Digital-First TechStyle Hits The Streets
Many of today’s digital-first retailers are breaking new ground by opening brick-and-mortar locations. TechStyle Fashion Group, which owns ShoeDazzle, Fabletics, JustFab and FabKids brands, is in the process of opening “many more stores next year,” according to Adam Goldenberg, Co-CEO and Founder of TechStyle. The company has opened 18 Fabletics stores as of mid-2017 and may be adding 80 more in the next few years.
With its digital-first foundation in mind, TechStyle is tapping invaluable data from its stores to help shape new products, pricing and merchandising. The company uses proprietary, internally developed technology solutions to achieve its goals.
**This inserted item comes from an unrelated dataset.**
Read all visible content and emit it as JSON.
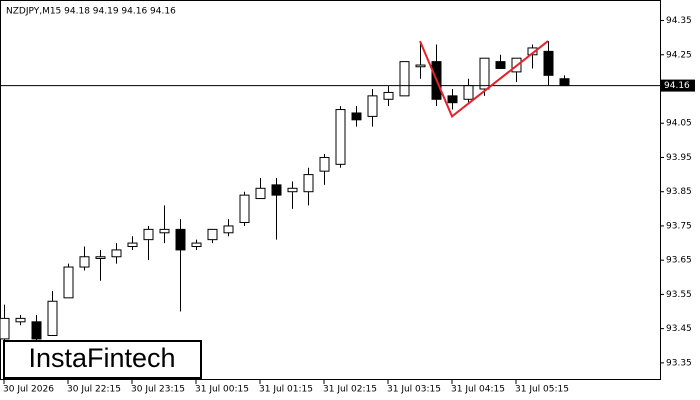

For example, its patent-pending Omnicart technology ties dressing room items to purchase rates.
“Dressing room data helps with product design and store merchandising, and it ties back to the web site to decide which products to show users,” Goldenberg explained. “We can retarget online shoppers with items they were trying on in the dressing room.”
TechStyle is committed to continuing to develop its own technology solutions. “Leaders in e-Commerce will be on their own platforms,” said Goldenberg. “The biggest reason is that you can attract better talent if they have a blank slate to work with.”
With an in-house team handling visual merchandising and photography, TechStyle is able to test new products and advertising in near-real time. “When we launch a new product, we know in the first 24 hours if it is moving,” said Goldenberg. “If not, we can re-do the photography within 24 hours.”
Additionally, using real-time data, TechStyle tests more than 35,000 different ads each year, and completes up to 3,000 “micro experiences” on the e-Commerce site.
But while keeping most functions internal is working for TechStyle, one area the company is outsourcing is its call center. After a less-than-outstanding experience with a U.S.-based call center, the company moved the unit to the Philippines. “Initially we had a call center near our headquarters that operated 24/7,” Goldenberg explained. But, he added, it was difficult finding committed part-time employees who wanted to work those hours in the U.S.